Android One Is Anything But Dead, Google Reaffirms With Xiaomi Mi A1 (ndtv.com)
An anonymous reader shares a report: Google executives shared the stage with Xiaomi chiefs at a media event in New Delhi on Tuesday as the Chinese phone maker unveiled its "new flagship" Mi A1 smartphone. Google's presence at the event was essential. Xiaomi's Mi A1 is the latest phone to be launched under Google's Android One program, a three-year-old initiative from Google, which in the past year has been presumed dead by many. It's anything but that, Google executives said. The Xiaomi Mi A1 smartphone features a 5.5-inch full-HD (1080x1920 pixels) display. It also offers a duo of 12-megapixel rear cameras, one with telephoto capability and 2X optical zoom feature. On the front, for the selfie enthusiasts is a 5-megapixel shooter. The dual-SIM capable Mi A1 smartphone houses a Snapdragon 625 octa-core SoC, 4GB of RAM, 64GB internal storage, IR blaster, a 3080mAh battery, a fingerprint scanner, modems for 4G LTE bands in its gold- and black-coloured thin, full-metal unibody form factor. It is priced at $235, and will be available in dozens of markets including Mexico, India, Indonesia, Russia, and Singapore.

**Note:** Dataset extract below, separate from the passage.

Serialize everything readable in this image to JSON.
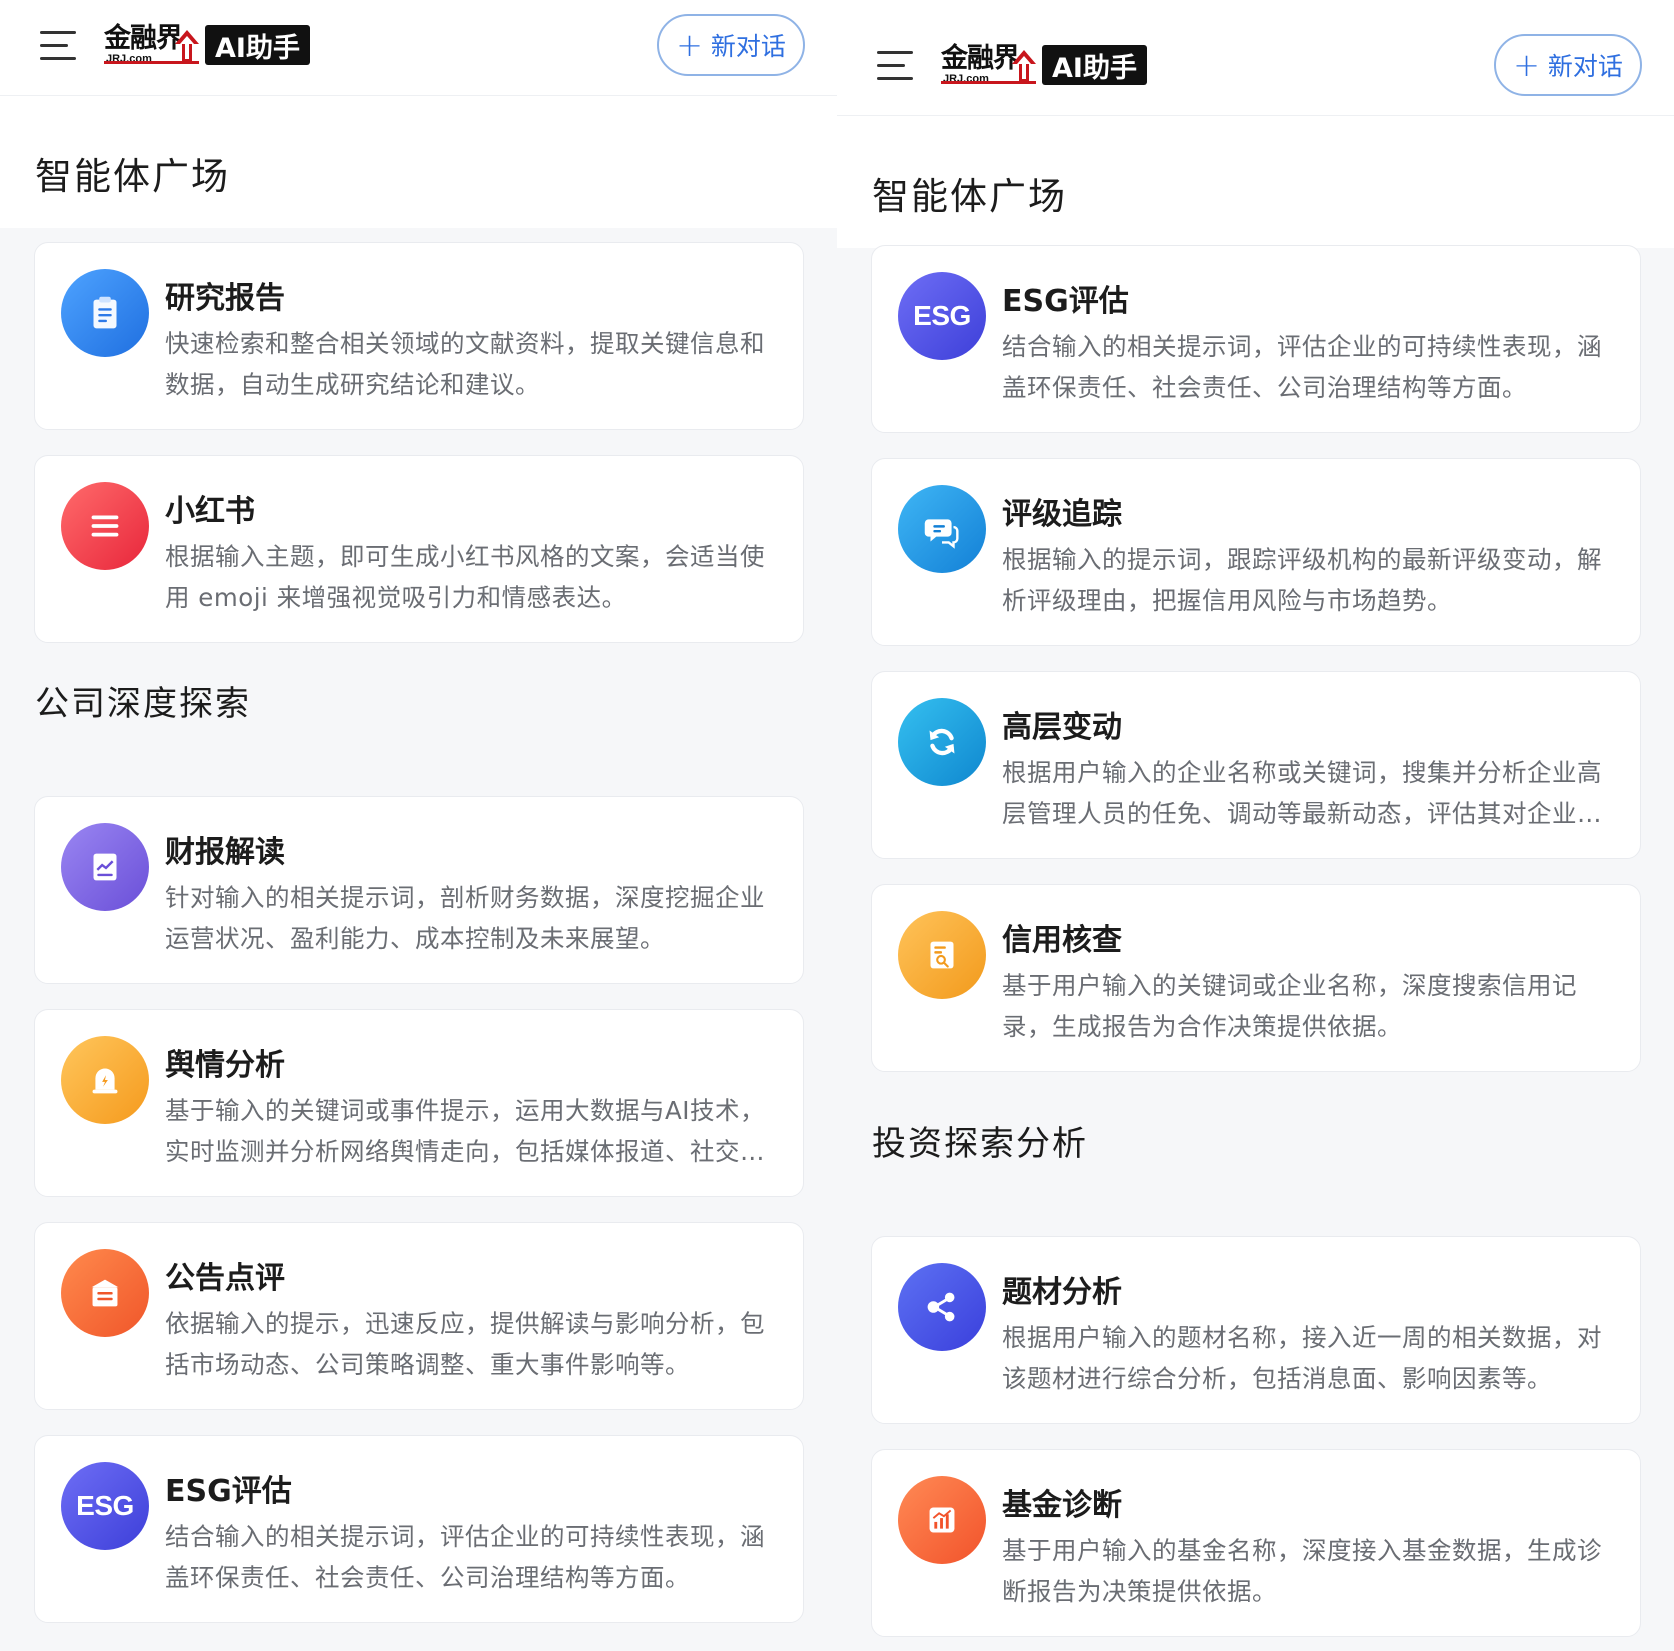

Android is for those who don't care about security. Just see the recent article about bootloaders not being secure. Add to it that Android generally has poorly designed user interfaces and the user experience is incredibly clunky. App development lags well behind the iOS versions of the same apps. If you don't care about security or having a good experience, Android is fine. For those of us who do care about those things, iOS is a far better choice.
Agreed. Sounds like a pretty reasonably speced phone at a sensible price. Much like the Nexus line was originally. I'm still using my Nexus 4 (which runs latest android, albeit unofficial rom, perfectly well) but I'm in the market for an equivalent phone now. This could just be it.
So it's a separate little room, with obscure methods used to hold it's little secrets.
I realize that Apple probably has the term 'Secure Enclave' copyrighted, similar to 'Altivec Unit' and various other buzzwords from the past.
The enclave can and will have it's security penetrated. It's a matter of time.
But whatever. I'm dumb. You're the Apple shill.